Gemälde Ödipus auf Kolonos von Fulchran-Jean Harriet, 1798

Der vergreiste Ödipus erscheint nach Jahren in der Verbannung im Beisein seiner Tochter Antigone am Hügel Kolonos bei Athen, auf dem sich der heilige Eumenidenhain befindet. Dort will er um die Erlösung von seinem leidvollen Leben bitten. Der Chor tritt auf und bittet Ödipus freundlich darum, den heiligen Ort zu verlassen. Als Ödipus seine Identität preisgibt, verlangt der Chor von ihm, sofort zu gehen. Ödipus verteidigt sich und appelliert an den guten Ruf Athens. Man will nun Theseus, den König von Athen, entscheiden lassen, wie mit dem Greis verfahren werden soll. Kurz darauf stößt die zweite Tochter Ismene hinzu, um Schwester und Vater zu helfen, die Götter mit einem Trankopfer wohlwollend zu stimmen. Theseus erscheint und hat Mitleid mit dem Geplagten, da er selbst einst im Exil war, weshalb er seine Gastfreundschaft anbietet.

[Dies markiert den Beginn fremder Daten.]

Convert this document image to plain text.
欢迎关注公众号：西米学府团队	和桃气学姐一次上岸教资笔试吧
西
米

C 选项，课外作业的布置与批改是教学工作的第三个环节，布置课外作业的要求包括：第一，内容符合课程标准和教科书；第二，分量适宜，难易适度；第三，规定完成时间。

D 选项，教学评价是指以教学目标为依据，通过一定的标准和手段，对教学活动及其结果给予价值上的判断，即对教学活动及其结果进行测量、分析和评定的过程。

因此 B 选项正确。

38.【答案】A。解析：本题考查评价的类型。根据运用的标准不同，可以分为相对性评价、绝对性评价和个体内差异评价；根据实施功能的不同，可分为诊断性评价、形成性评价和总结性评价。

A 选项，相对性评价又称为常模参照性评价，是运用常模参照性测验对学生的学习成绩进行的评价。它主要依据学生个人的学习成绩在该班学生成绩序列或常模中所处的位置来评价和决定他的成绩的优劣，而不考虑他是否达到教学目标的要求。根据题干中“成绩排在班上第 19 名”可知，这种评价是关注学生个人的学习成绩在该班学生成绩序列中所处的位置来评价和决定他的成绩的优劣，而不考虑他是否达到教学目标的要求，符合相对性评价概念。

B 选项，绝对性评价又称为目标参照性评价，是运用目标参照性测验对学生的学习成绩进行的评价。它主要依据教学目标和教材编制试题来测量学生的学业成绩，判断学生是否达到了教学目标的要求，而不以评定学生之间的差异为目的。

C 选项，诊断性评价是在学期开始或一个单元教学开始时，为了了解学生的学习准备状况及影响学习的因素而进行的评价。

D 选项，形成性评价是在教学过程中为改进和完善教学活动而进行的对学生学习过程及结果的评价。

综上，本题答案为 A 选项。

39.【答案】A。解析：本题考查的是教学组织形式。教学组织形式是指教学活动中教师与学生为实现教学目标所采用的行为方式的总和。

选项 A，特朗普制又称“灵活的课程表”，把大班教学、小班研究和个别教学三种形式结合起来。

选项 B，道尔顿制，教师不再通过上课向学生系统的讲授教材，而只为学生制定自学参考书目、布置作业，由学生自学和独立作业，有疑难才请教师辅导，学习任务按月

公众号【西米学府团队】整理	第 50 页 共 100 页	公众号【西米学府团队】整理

Kreon erscheint gerüstet am Kolonos und offeriert Ödipus seinerseits die versöhnliche Rückkehr nach Theben. Da Ödipus das unheilvolle Schicksal Thebens voraussieht und von seiner Selbstverbannung nicht abrücken will, verweigert er die Heimkehr. Daraufhin entführt Kreon Antigone und Ismene, welche jedoch kurz darauf von Theseus befreit werden können.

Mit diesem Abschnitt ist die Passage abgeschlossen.